Review: This book. Where to begin with this book? For starters, I struggled mightily with this, and despite my best judgment, kept reading it when everyone around me, including myself, told me to stop reading it because I clearly was not into it. I typically love family saga style books, so I had high hopes for this, especially after reading many glowing reviews, but unfortunately, I just did not enjoy it. Maybe it was the fact that I just plain didn't like any of the characters. Maybe it was the depressing and farce-like nature of the plot. Or maybe it was the fact that Franzen is trying so hard to convince the reader that this book is Really Important Literature. Either way, it was not to my taste, and I congratulated myself on the sheer feat of will that was my effort to finish reading all 568 pages.  

This book is about a family in crisis. Enid and Alfred, the less than happy parents, are slipping into their elderly years. Alfred is increasingly using his mental and physical faculties due to Parkinson's disease. The three kids aren't much better off. Gary is slipping into a deep depression, Chip has been fired and goes on some crazy (and unbelievable) "business venture" to Lithuania with his mistress's ex-husband, and Denise is ruining her career through bad choices in love. For the most part, all the characters proceed under the illusion that everything is fine, although in a rare moment of honesty Enid opens up to a fellow cruise traveler saying, "It's been years, Sylvia, since we had a relationship with him. I don't think he tells us the truth about what he's doing with his life. He said once he was working for the Wall Street Journal. Maybe I misheard him, but I think that's what he said, but I don't think that's really where he's working. I don't know what he does for a living really" (315). No one in the family has a solid relationship with any of the others, which is perhaps while mother Enid is fixated on the idea of one last family Christmas in St. Jude, as a way of recapturing their former family dynamic. 

This novel defines itself when it uses the phrase "tragedy rewritten as a farce" (537).

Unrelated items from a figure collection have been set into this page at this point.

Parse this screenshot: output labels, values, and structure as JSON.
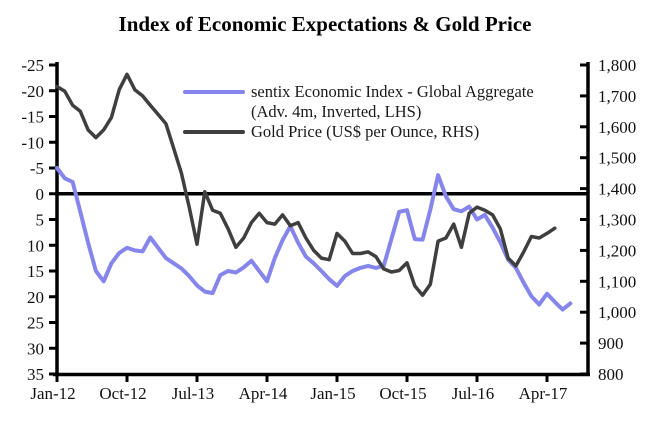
{
  "window": {
    "title": "Index of Economic Expectations & Gold Price"
  },
  "legend": {
    "position": "top-center-inside",
    "items": [
      {
        "name": "sentix",
        "label_line1": "sentix Economic Index - Global Aggregate",
        "label_line2": "(Adv. 4m, Inverted, LHS)",
        "color": "#8585EB"
      },
      {
        "name": "gold",
        "label": "Gold Price (US$ per Ounce, RHS)",
        "color": "#3F3F3F"
      }
    ]
  },
  "chart_data": {
    "type": "line",
    "title": "Index of Economic Expectations & Gold Price",
    "grid": false,
    "x_start_month": "Jan-12",
    "x_tick_labels": [
      "Jan-12",
      "Oct-12",
      "Jul-13",
      "Apr-14",
      "Jan-15",
      "Oct-15",
      "Jul-16",
      "Apr-17"
    ],
    "x_tick_months": [
      0,
      9,
      18,
      27,
      36,
      45,
      54,
      63
    ],
    "left_axis": {
      "side": "left",
      "inverted": true,
      "min": -25,
      "max": 35,
      "step": 5,
      "tick_values": [
        -25,
        -20,
        -15,
        -10,
        -5,
        0,
        5,
        10,
        15,
        20,
        25,
        30,
        35
      ],
      "tick_labels": [
        "-25",
        "-20",
        "-15",
        "-10",
        "-5",
        "0",
        "5",
        "10",
        "15",
        "20",
        "25",
        "30",
        "35"
      ]
    },
    "right_axis": {
      "side": "right",
      "inverted": false,
      "min": 800,
      "max": 1800,
      "step": 100,
      "tick_values": [
        1800,
        1700,
        1600,
        1500,
        1400,
        1300,
        1200,
        1100,
        1000,
        900,
        800
      ],
      "tick_labels": [
        "1,800",
        "1,700",
        "1,600",
        "1,500",
        "1,400",
        "1,300",
        "1,200",
        "1,100",
        "1,000",
        "900",
        "800"
      ]
    },
    "zero_line_value": 0,
    "series": [
      {
        "name": "sentix Economic Index - Global Aggregate (Adv. 4m, Inverted, LHS)",
        "axis": "left",
        "color": "#8585EB",
        "stroke_width": 4,
        "start_month_index": 0,
        "values": [
          -5.0,
          -3.0,
          -2.3,
          3.5,
          9.5,
          15.0,
          17.0,
          13.5,
          11.5,
          10.5,
          11.0,
          11.2,
          8.5,
          10.5,
          12.5,
          13.5,
          14.5,
          16.0,
          17.8,
          19.0,
          19.3,
          15.8,
          15.0,
          15.3,
          14.3,
          13.0,
          15.0,
          17.0,
          12.5,
          9.0,
          6.3,
          9.5,
          12.2,
          13.5,
          15.0,
          16.6,
          17.9,
          16.0,
          15.0,
          14.4,
          14.0,
          14.4,
          14.0,
          8.8,
          3.5,
          3.2,
          8.8,
          8.9,
          3.1,
          -3.6,
          0.5,
          3.0,
          3.4,
          2.5,
          5.0,
          4.1,
          6.6,
          9.4,
          12.8,
          14.4,
          17.3,
          19.9,
          21.5,
          19.4,
          21.0,
          22.5,
          21.3
        ]
      },
      {
        "name": "Gold Price (US$ per Ounce, RHS)",
        "axis": "right",
        "color": "#3F3F3F",
        "stroke_width": 3.5,
        "start_month_index": 0,
        "values": [
          1730,
          1715,
          1670,
          1650,
          1590,
          1565,
          1590,
          1630,
          1720,
          1770,
          1720,
          1700,
          1670,
          1640,
          1610,
          1530,
          1450,
          1340,
          1220,
          1390,
          1330,
          1320,
          1270,
          1210,
          1240,
          1290,
          1320,
          1290,
          1285,
          1315,
          1280,
          1290,
          1240,
          1200,
          1175,
          1170,
          1255,
          1230,
          1190,
          1190,
          1195,
          1180,
          1140,
          1130,
          1135,
          1160,
          1085,
          1055,
          1090,
          1230,
          1240,
          1285,
          1210,
          1320,
          1340,
          1330,
          1315,
          1270,
          1175,
          1150,
          1195,
          1245,
          1240,
          1255,
          1272
        ]
      }
    ]
  }
}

Everything is crazy depressing, yet comical in its exaggeration, from the over emphasis on the mid-western dowdiness of the parents, to the fall of Alfred from the cruise ship in a dementia-clouded moment, to Chip's desperate attempt to pay off his debts through traveling to Lithuania and defrauding the Lithuanian people, to Denise being fired from her job as a nationally known chef because she slept with not only her boss but her boss' wife. Everything is over the top and absurd. You'd cry, but yet it almost makes you laugh. Almost.   

It's not so much that this book was poorly written. It fact it's well done and themes are well integrated throughout. It's more that it's just not the sort of thing I like. Although, none of the characters liked themselves or each other either, so I doubt they would blame me.